К середине спектакля все слишком человеческое гибнет в раскаленной лаве театральной поэзии. Любая характерность -- порывистость Офелии, властность Полония, инфантильность Гамлета -- существует только как функция режиссерского воображения. Вся психология, судьба и шаблонный набор мотивировок с исчерпывающей, дух захватывающей полнотой выражаются росчерком жеста. Актеры Някрошюса играют всем телом -- у них ничего не остается за душой. Все то, что психологический театр безуспешно пытался загнать в "нутро" -- страсти, сомнения, грезы, кошмары шекспировской поэзии, -- они отыгрывают пластически, всем существом отдаваясь бегу режиссерских мизансцен.

Иногда кажется, что Някрошюсу лет сто -- настолько свободен он от закомплексованности современного художника. Его стиль начисто лишен самоиронии и вообще рефлексии. Что бы он ни думал во время репетиционного процесса, в завершенном спектакле не остается ни следа его сомнений. Спустя сотню лет после своего появления большой стиль режиссуры, давно отпетый и все равно бессмертный, празднует победу в его постановках.

Эта самоуверенность, немыслимая для режиссеров меньшего калибра, чем Мейерхольд или Любимов, обеспечивает великолепное бесстрашие някрошюсовских работ. Он ничего не боится, постоянно работая на грани фола, вечно рискуя сорваться в душераздирающую безвкусицу. Он позволяет себе стивенкинговские эффекты, способные ранить душу любого эстета -- каких-то монстров в овчинных шубах, бегающих на четвереньках из одного круга эльсинорского ада в другой, музыку из кинострашилок, элементарные световые перебивки и желтое малярийное солнце, косо висящее над горизонтом. Все равно эти приемы работают -- ничего страшнее, чем молчащий призрак, раскачивающийся в кресле перед своим оцепеневшим сыном, нам видеть не приходилось. Някрошюс ставит так, как пристало только великим. И перед этой волей к самоутверждению, помноженной на сумасшедшую фантазию, капитулируешь сразу и безусловно.

Любой спектакль -- это движение по кругу. Он отходит от традиции, чтобы в конце концов к ней вернуться. Чем лучше спектакль, тем больше диаметр этого круга. Някрошюсовский "Гамлет" отрывается куда-то в далекое будущее театра, мобилизуя все аудиовизуальное богатство сцены для того, чтобы в финале напомнить нам какие-то истины, неотменимые во все времена.

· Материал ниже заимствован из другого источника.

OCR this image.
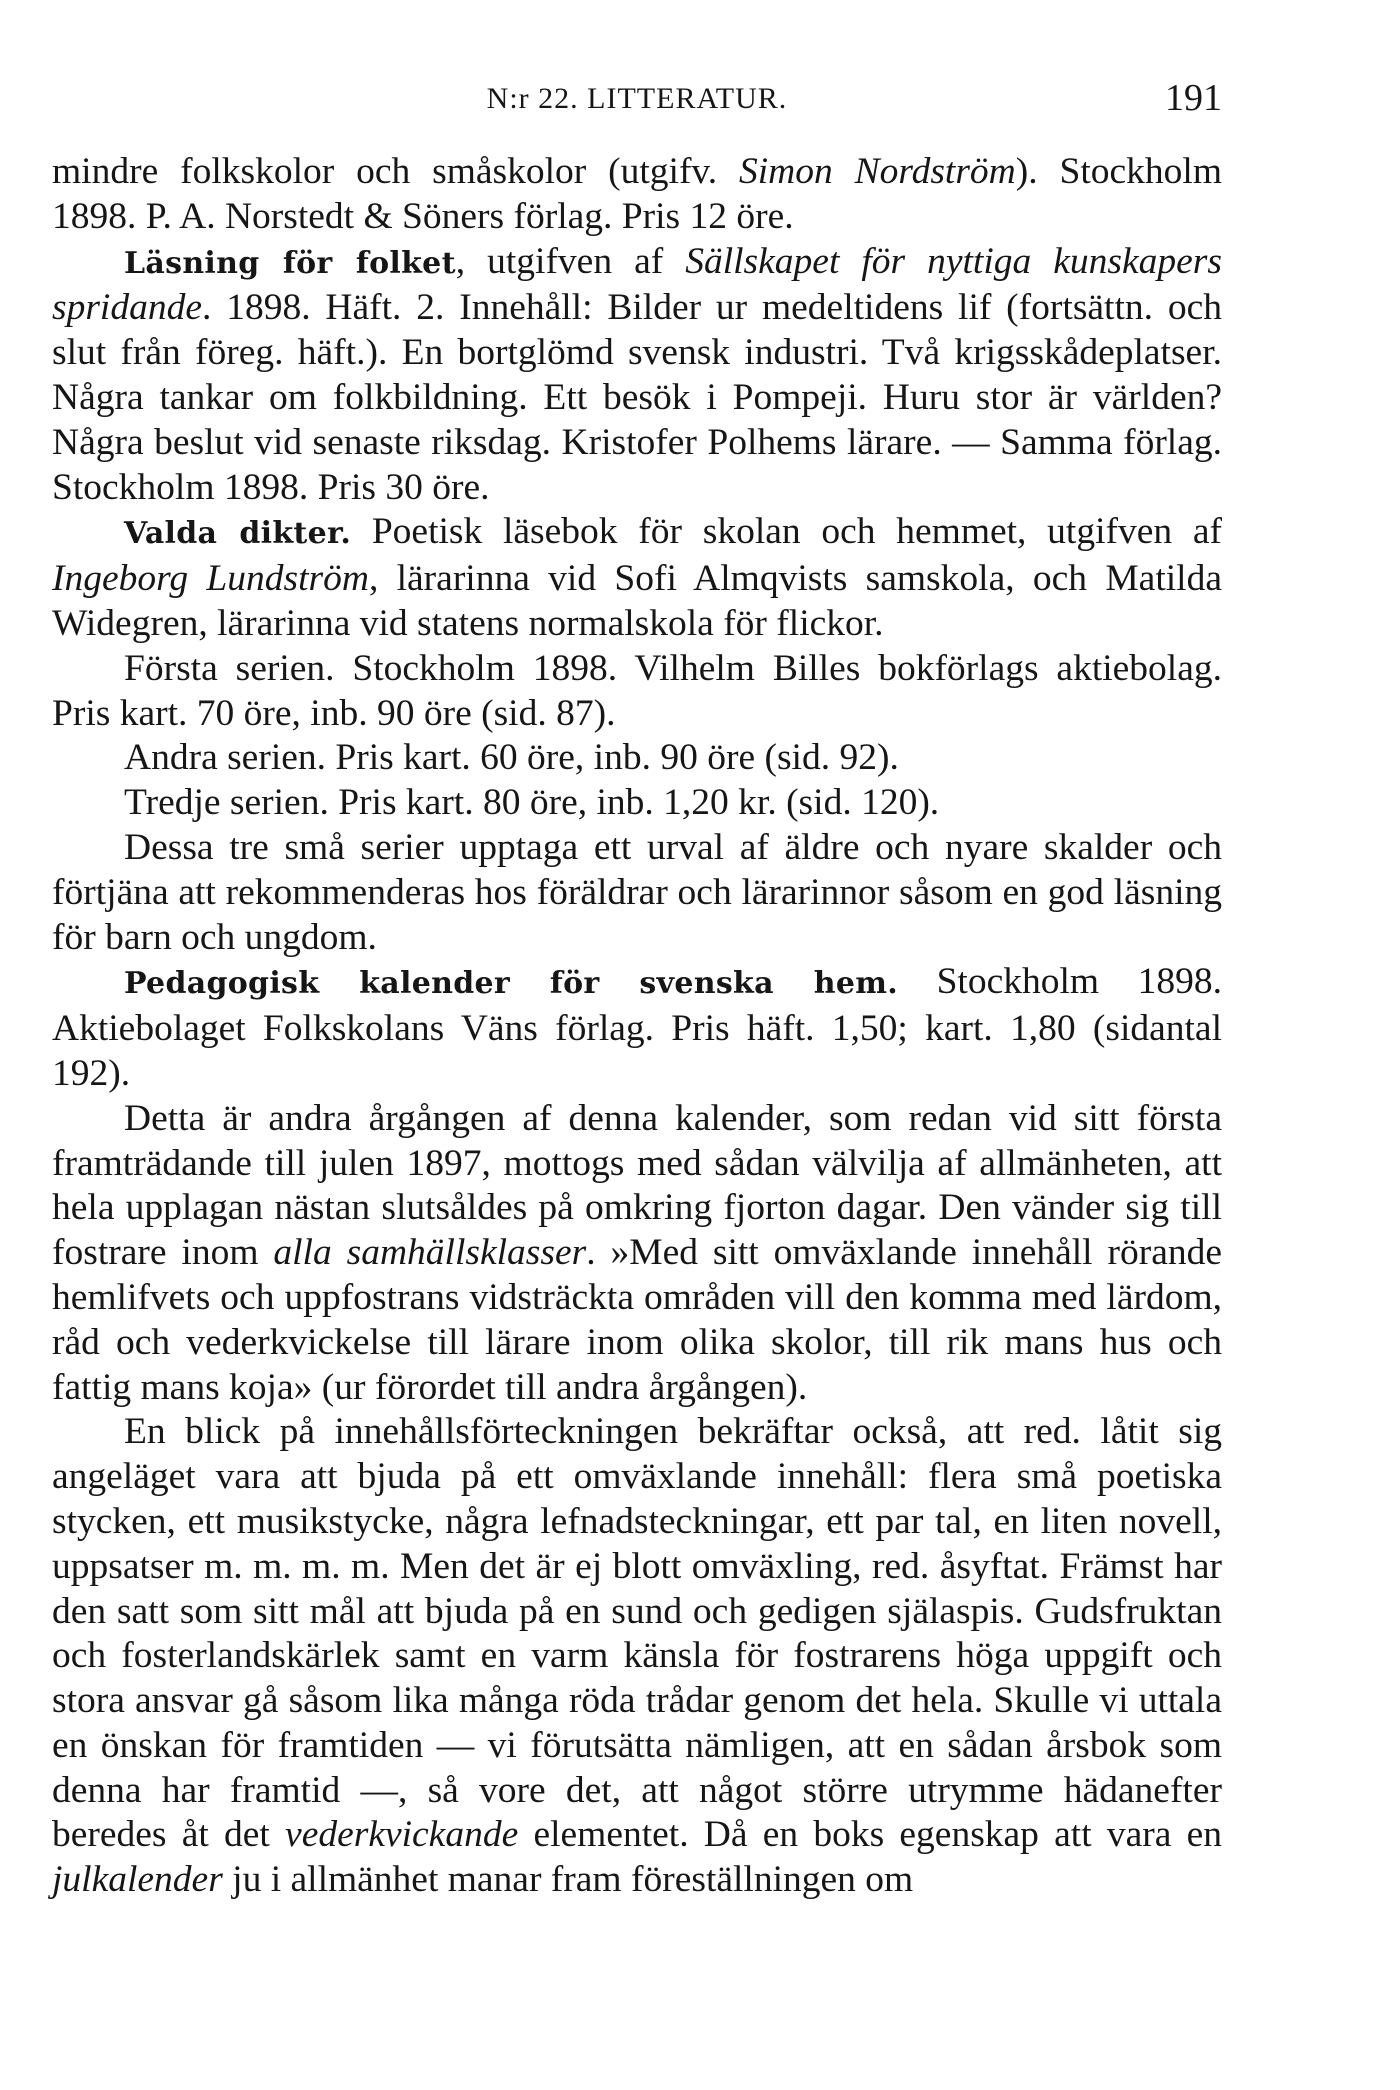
N:r 22. LITTERATUR.	191

mindre folkskolor och småskolor (utgifv. Simon Nordström). Stockholm 1898. P. A. Norstedt & Söners förlag. Pris 12 öre.

Läsning för folket, utgifven af Sällskapet för nyttiga kunskapers spridande. 1898. Häft. 2. Innehåll: Bilder ur medeltidens lif (fortsättn. och slut från föreg. häft.). En bortglömd svensk industri. Två krigsskådeplatser. Några tankar om folkbildning. Ett besök i Pompeji. Huru stor är världen? Några beslut vid senaste riksdag. Kristofer Polhems lärare. — Samma förlag. Stockholm 1898. Pris 30 öre.

Valda dikter. Poetisk läsebok för skolan och hemmet, utgifven af Ingeborg Lundström, lärarinna vid Sofi Almqvists samskola, och Matilda Widegren, lärarinna vid statens normalskola för flickor.

Första serien. Stockholm 1898. Vilhelm Billes bokförlags aktiebolag. Pris kart. 70 öre, inb. 90 öre (sid. 87).

Andra serien. Pris kart. 60 öre, inb. 90 öre (sid. 92).

Tredje serien. Pris kart. 80 öre, inb. 1,20 kr. (sid. 120).

Dessa tre små serier upptaga ett urval af äldre och nyare skalder och förtjäna att rekommenderas hos föräldrar och lärarinnor såsom en god läsning för barn och ungdom.

Pedagogisk kalender för svenska hem. Stockholm 1898. Aktiebolaget Folkskolans Väns förlag. Pris häft. 1,50; kart. 1,80 (sidantal 192).

Detta är andra årgången af denna kalender, som redan vid sitt första framträdande till julen 1897, mottogs med sådan välvilja af allmänheten, att hela upplagan nästan slutsåldes på omkring fjorton dagar. Den vänder sig till fostrare inom alla samhällsklasser. »Med sitt omväxlande innehåll rörande hemlifvets och uppfostrans vidsträckta områden vill den komma med lärdom, råd och vederkvickelse till lärare inom olika skolor, till rik mans hus och fattig mans koja» (ur förordet till andra årgången).

En blick på innehållsförteckningen bekräftar också, att red. låtit sig angeläget vara att bjuda på ett omväxlande innehåll: flera små poetiska stycken, ett musikstycke, några lefnadsteckningar, ett par tal, en liten novell, uppsatser m. m. m. m. Men det är ej blott omväxling, red. åsyftat. Främst har den satt som sitt mål att bjuda på en sund och gedigen själaspis. Gudsfruktan och fosterlandskärlek samt en varm känsla för fostrarens höga uppgift och stora ansvar gå såsom lika många röda trådar genom det hela. Skulle vi uttala en önskan för framtiden — vi förutsätta nämligen, att en sådan årsbok som denna har framtid —, så vore det, att något större utrymme hädanefter beredes åt det vederkvickande elementet. Då en boks egenskap att vara en julkalender ju i allmänhet manar fram föreställningen om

Например, то, что театр бесстыден и жесток. Он не знает оправданий бессчетным злодействам, нагроможденным в сюжете. Оправдания, мораль, смысл -- это дело литературы. Сцена же бесстрастно предъявляет нам череду картин одна другой страшнее, чтобы в финале мы могли облегченно вздохнуть, радуясь тому, что сами уцелели. Гамлет у Някрошюса не убивает Клавдия. Он вообще никого не убивает -- куда ему. Все гибнут сами по себе, словно от отравы, разлитой в сумраке сцены. На пир смерти приходит призрак отца Гамлета и плачет над тем, что сам же затеял.